The emotional readjustments at the time of the honeymoon are greater in the case of the bride than they are in that of the bridegroom. Seldom does marriage greatly change the man’s way of life as sharply as it does that of the wife’s. If the husband has been employed prior to his marriage the chances are that he will continue in the same employment after marriage. If the bride has been employed prior to marriage, however, it most likely she may relocate to her husband’s place of aboard if they were not in the place which will necessitate her changing job. Or she may devote herself entirely to homemaking after the wedding and honeymoon is over.

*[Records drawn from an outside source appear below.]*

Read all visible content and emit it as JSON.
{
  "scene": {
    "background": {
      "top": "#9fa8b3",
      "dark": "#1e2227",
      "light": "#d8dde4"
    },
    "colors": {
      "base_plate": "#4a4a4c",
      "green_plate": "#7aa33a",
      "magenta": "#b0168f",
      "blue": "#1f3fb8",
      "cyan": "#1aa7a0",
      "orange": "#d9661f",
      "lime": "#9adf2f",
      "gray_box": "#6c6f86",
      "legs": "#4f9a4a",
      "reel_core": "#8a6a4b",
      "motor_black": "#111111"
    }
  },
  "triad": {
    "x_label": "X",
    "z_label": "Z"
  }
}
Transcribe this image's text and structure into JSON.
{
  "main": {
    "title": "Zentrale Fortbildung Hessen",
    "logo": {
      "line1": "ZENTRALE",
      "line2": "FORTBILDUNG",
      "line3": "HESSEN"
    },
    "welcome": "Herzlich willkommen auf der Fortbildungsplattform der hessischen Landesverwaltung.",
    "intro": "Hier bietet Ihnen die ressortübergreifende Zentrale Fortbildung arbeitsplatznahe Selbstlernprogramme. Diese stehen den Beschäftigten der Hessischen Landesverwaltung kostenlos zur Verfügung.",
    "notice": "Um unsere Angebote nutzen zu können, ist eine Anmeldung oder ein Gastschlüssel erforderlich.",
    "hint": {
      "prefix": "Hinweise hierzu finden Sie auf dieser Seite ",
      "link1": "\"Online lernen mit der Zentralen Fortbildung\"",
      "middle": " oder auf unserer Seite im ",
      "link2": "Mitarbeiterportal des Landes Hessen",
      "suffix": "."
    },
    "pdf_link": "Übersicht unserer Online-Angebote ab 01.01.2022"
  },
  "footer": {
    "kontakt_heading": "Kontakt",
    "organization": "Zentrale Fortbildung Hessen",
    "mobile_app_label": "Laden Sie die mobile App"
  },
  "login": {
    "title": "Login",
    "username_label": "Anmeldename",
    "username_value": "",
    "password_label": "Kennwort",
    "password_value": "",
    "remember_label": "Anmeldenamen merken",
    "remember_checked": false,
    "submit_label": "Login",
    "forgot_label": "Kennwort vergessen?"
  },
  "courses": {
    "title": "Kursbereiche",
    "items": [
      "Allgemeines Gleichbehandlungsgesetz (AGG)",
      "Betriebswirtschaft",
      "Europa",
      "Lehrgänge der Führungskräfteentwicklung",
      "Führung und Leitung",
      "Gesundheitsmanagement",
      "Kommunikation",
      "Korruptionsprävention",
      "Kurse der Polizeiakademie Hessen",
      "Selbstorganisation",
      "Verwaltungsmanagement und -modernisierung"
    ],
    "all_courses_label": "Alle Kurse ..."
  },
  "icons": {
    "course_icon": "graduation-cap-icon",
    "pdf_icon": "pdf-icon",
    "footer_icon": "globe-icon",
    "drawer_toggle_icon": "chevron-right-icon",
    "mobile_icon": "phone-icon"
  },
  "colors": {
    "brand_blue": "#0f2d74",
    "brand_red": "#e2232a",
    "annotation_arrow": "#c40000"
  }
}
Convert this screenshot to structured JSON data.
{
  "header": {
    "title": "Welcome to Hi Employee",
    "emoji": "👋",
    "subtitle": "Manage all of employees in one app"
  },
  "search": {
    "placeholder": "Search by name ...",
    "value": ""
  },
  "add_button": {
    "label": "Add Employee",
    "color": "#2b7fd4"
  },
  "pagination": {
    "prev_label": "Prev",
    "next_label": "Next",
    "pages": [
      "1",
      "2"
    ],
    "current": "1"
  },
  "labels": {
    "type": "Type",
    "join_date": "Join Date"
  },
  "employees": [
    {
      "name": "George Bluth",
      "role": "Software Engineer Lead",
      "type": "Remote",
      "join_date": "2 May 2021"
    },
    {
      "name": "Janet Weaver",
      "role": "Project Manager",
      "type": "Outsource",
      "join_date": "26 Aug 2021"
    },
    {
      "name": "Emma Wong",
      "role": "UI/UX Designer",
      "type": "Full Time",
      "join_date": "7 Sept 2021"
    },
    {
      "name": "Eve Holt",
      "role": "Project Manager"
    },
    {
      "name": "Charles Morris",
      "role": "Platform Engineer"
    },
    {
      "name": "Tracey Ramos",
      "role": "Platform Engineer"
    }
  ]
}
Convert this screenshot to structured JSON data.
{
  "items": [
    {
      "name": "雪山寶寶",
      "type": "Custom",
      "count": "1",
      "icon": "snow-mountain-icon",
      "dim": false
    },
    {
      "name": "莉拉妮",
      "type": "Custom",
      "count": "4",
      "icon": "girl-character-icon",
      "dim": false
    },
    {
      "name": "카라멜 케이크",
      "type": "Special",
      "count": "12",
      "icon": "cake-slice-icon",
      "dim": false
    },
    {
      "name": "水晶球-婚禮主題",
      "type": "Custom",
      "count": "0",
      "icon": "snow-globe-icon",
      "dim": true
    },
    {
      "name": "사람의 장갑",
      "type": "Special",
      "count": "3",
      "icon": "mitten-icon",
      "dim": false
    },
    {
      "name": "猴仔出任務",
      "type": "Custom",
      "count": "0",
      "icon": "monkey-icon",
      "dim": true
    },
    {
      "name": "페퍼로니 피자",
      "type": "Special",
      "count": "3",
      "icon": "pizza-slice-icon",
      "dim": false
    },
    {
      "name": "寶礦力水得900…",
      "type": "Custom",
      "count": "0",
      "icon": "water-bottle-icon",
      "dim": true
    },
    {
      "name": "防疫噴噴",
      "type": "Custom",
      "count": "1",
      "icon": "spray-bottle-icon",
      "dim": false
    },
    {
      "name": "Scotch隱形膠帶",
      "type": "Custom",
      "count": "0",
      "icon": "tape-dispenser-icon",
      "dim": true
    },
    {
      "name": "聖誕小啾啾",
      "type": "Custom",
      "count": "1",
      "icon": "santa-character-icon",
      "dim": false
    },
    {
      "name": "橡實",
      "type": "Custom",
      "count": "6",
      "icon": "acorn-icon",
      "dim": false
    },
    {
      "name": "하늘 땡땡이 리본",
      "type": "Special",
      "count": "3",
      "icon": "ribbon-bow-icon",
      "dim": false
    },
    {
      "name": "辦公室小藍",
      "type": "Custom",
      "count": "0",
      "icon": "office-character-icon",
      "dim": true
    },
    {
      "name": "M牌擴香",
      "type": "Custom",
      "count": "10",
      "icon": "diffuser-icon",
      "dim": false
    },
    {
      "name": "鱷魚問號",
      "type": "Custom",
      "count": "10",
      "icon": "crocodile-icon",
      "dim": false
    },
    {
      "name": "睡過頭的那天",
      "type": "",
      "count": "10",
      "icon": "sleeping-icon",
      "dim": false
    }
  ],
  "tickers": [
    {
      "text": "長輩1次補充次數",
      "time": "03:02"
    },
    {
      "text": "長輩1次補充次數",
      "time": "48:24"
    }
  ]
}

When the man resumes his usual employment after the honeymoon, it is only natural that during the long hours the woman spends at home alone, she will become so lonely as to wonder whether the marriage means as much to her husband as it does to her. During this transition period the new husband should become familiar with the duties of the household. This not only gives him greater insight into the problems of maintaining a home but also gives her the reassurance that their home is of mutual interest and concern.
What the newly wed couple should realize, however, is that the deeper satisfactions and genuine happiness of a properly adjusted marriage develop slowly over a period of time. And this involves a mutual willingness to forgo personal preferences and see things from each other’s viewpoint.
With mutual regard and appreciation for the efforts that are being spent toward the maintenance of the family and the home, neither partner will be unsympathetic or too demanding. Tolerance will take the place of drawing of hasty decisions; and a desire to contribute to the happiness of the home will far outweigh those little feelings of jealousy and hurt pride which often serves as a nucleus around which misunderstandings develop.
Tuesday, 10 June 2014
EFFECT OF COURTSHIP IN MARRIAGE
Courtship is the period which an unmarried couple becomes personally and intimately acquainted with each other. It is during this period that the final decisions are made for or against the marriage. It is an interesting period because if the special friendship continues into marriage, the habits, customs and attitudes established during this period will set the pace for the type of relationship of later life. During the period of courtship, lovers should be able to decide on the advisability of their taking the solemn vows of marriage.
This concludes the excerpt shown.